- 6 Jun 2026
- Law Blog
- Motoring Offences
The UK's roads are on the brink of their most significant legal overhaul in over a decade. The Government's new Road Safety Strategy, published in January 2026, sets an ambitious target to reduce deaths and serious injuries by 65% by 2035 - and the reforms proposed to get there will affect millions of drivers. Here's what you need to know.
The Scale of the Problem
The urgency behind these changes is hard to ignore. Four people were losing their lives on UK roads every day in 2024, and over 1,700 road deaths were recorded in 2025. Against that backdrop, the Government has launched five simultaneous consultations - all of which closed on 11 May 2026 - covering everything from driver licensing to vehicle design standards.

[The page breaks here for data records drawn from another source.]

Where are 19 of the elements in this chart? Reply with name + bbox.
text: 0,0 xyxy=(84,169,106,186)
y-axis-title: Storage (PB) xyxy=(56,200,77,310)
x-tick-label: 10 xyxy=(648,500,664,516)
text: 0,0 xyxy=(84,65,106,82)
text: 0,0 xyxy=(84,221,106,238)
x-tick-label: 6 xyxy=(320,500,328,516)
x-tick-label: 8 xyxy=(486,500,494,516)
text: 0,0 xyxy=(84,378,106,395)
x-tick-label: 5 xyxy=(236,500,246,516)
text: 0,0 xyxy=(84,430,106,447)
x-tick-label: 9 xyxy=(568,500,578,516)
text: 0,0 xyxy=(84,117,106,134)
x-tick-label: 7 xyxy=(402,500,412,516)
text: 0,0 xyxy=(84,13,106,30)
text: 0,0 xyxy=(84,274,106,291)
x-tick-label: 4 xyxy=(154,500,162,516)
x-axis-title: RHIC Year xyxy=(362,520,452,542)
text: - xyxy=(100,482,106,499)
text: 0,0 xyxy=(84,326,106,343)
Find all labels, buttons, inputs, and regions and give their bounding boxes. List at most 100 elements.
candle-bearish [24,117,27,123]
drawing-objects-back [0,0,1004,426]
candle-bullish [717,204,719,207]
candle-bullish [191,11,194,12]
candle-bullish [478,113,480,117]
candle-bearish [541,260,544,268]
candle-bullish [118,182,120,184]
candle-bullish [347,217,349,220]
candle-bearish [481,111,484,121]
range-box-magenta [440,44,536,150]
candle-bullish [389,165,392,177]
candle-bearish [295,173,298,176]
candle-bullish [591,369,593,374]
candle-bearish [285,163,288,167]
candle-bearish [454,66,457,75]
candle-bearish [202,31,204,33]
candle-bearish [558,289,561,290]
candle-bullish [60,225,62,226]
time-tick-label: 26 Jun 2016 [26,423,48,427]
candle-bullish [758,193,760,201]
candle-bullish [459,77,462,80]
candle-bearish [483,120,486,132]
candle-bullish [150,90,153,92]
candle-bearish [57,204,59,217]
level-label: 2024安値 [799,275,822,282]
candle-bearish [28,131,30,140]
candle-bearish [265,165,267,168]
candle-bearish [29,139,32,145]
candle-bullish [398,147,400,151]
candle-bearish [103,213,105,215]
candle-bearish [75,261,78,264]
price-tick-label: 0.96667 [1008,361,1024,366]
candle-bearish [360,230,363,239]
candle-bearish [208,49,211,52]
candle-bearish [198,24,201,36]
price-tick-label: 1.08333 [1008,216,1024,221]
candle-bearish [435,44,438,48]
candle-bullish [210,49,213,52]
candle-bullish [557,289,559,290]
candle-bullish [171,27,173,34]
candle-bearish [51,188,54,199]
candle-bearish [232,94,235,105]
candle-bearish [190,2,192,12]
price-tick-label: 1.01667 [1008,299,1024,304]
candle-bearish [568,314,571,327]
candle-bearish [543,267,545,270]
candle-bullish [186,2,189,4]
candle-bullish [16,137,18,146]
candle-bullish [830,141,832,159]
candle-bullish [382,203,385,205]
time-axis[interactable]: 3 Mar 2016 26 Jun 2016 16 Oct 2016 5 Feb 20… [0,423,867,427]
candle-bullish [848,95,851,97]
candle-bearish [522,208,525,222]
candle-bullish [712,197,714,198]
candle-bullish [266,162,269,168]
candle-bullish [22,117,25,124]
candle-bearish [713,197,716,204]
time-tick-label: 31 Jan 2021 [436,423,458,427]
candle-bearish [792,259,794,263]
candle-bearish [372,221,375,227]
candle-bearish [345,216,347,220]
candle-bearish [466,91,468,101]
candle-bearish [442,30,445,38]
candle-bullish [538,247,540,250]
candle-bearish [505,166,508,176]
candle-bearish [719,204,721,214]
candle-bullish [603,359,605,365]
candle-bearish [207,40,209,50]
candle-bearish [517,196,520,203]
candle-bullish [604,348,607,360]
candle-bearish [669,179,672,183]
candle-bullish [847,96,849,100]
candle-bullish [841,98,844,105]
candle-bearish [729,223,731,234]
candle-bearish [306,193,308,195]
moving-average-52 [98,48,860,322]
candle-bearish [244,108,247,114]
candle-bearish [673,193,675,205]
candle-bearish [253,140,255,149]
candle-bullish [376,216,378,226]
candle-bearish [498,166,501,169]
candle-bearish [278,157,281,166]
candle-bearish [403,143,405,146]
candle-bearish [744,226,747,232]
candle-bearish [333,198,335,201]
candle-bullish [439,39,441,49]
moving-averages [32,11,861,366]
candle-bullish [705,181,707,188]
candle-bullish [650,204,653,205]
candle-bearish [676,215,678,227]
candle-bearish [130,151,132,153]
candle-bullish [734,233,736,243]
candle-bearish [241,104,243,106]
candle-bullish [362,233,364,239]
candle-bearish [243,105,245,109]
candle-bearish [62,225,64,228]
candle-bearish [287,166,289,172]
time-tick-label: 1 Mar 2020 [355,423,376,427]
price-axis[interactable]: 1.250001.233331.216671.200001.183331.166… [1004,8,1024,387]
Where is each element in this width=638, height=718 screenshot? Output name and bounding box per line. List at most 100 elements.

Mandatory Eyesight Tests for Over-70s
Perhaps the most talked-about proposal is the introduction of compulsory eyesight tests for drivers aged 70 and over. Currently, older drivers self-declare their fitness to drive when renewing their licence every three years - a system that critics have long argued is inadequate. Under the proposed reforms, that self-declaration would be replaced by a formal eyesight test at each renewal, with the possibility of broader medical and cognitive assessments to follow.

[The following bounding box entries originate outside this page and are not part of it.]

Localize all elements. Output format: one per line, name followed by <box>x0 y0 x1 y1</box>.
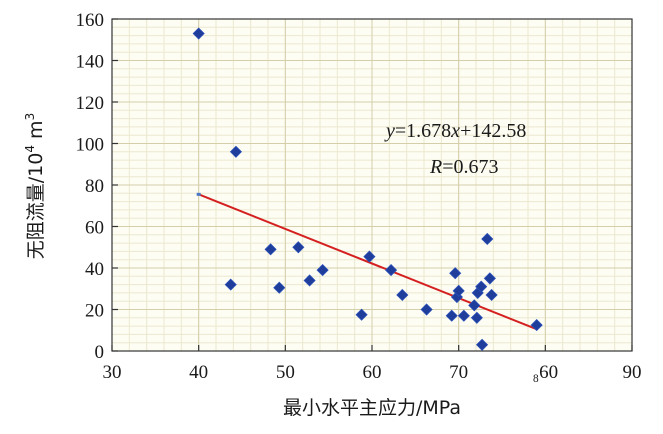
data-point <box>303 274 316 287</box>
x-tick-labels: 30 40 50 60 70 ₈60 90 <box>103 362 642 383</box>
data-point <box>363 250 376 263</box>
data-point <box>292 241 305 254</box>
data-point <box>452 284 465 297</box>
data-point <box>485 288 498 302</box>
x-tick-label: 60 <box>363 362 382 383</box>
fit-line-group <box>196 192 538 331</box>
data-point <box>470 311 483 324</box>
data-point <box>229 145 242 158</box>
y-tick-label: 160 <box>76 10 105 31</box>
data-point <box>468 299 481 312</box>
x-tick-label: 30 <box>103 362 122 383</box>
data-point <box>355 308 368 321</box>
x-tick-label: 50 <box>276 362 295 383</box>
data-point <box>481 232 494 246</box>
x-tick-label: ₈60 <box>533 362 559 383</box>
data-point <box>273 281 286 294</box>
y-tick-label: 100 <box>76 135 105 156</box>
y-tick-label: 20 <box>85 301 104 322</box>
y-axis-title: 无阻流量/104 m3 <box>23 113 47 259</box>
y-tick-label: 120 <box>76 93 105 114</box>
fit-line <box>198 193 538 331</box>
y-tick-label: 80 <box>85 176 104 197</box>
correlation-coefficient: R=0.673 <box>429 156 499 178</box>
data-point <box>476 338 489 351</box>
data-point <box>530 318 543 332</box>
data-point <box>316 264 329 277</box>
x-axis-title: 最小水平主应力/MPa <box>283 397 461 419</box>
data-point <box>483 272 496 285</box>
data-point <box>449 267 462 280</box>
x-tick-label: 40 <box>189 362 208 383</box>
y-tick-label: 0 <box>95 342 105 363</box>
data-point <box>224 278 237 291</box>
data-point <box>420 303 433 316</box>
y-tick-label: 140 <box>76 52 105 73</box>
data-point <box>475 280 488 293</box>
y-tick-label: 60 <box>85 218 104 239</box>
data-point <box>264 243 277 256</box>
data-points <box>192 27 543 351</box>
data-point <box>192 27 205 40</box>
data-point <box>396 288 409 302</box>
data-point <box>385 264 398 277</box>
y-tick-label: 40 <box>85 259 104 280</box>
axis-ticks <box>111 18 633 352</box>
data-point <box>445 309 458 322</box>
data-point <box>457 309 470 322</box>
fit-start-marker <box>196 192 201 196</box>
fit-equation: y=1.678x+142.58 <box>384 120 526 142</box>
x-tick-label: 70 <box>449 362 468 383</box>
y-tick-labels: 0 20 40 60 80 100 120 140 160 <box>76 10 105 363</box>
x-tick-label: 90 <box>623 362 642 383</box>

The statistics make a compelling case for change. Between 2022 and 2025, nearly 33,000 licences were refused or revoked due to poor vision, and safety audits found that vision-related incidents contributed to around 8% of all road collisions. Failing the test could mean being prevented from renewing a licence - a significant shift with real legal and personal consequences for older motorists.
Graduated Licensing and Minimum Learning Periods
The reforms also target newly qualified drivers. Proposals under consultation would introduce a minimum learning period of three to six months before a learner can sit their practical test, ensuring new drivers gain experience across a broader range of conditions - night driving, motorway travel, and poor weather included.
Northern Ireland is going further still. A full Graduated Driver Licensing (GDL) scheme is due to launch in October 2026, introducing restrictions for drivers aged 17 to 23 in the period following their test. Scotland is also exploring graduated licensing measures for under-25s, including engine power restrictions post-qualification.
Drink-Drive Limits and Enforcement
England and Wales may soon align with Scotland and much of Europe by lowering the legal drink-drive limit from 35 to 22 microgrammes (per 100ml of breath). Data suggests that up to 320 deaths in 2022 involved drivers above the current limit - a sobering statistic that has strengthened the case for tighter thresholds. Alcolock devices, which require a driver to pass a breath test before their vehicle starts, are also being considered for certain offenders.
What This Means for Drivers
These reforms signal a clear shift in how the law treats driver responsibility. Stricter licensing requirements, lower drink-drive limits, and enhanced enforcement powers all raise the bar - and the potential consequences of falling short.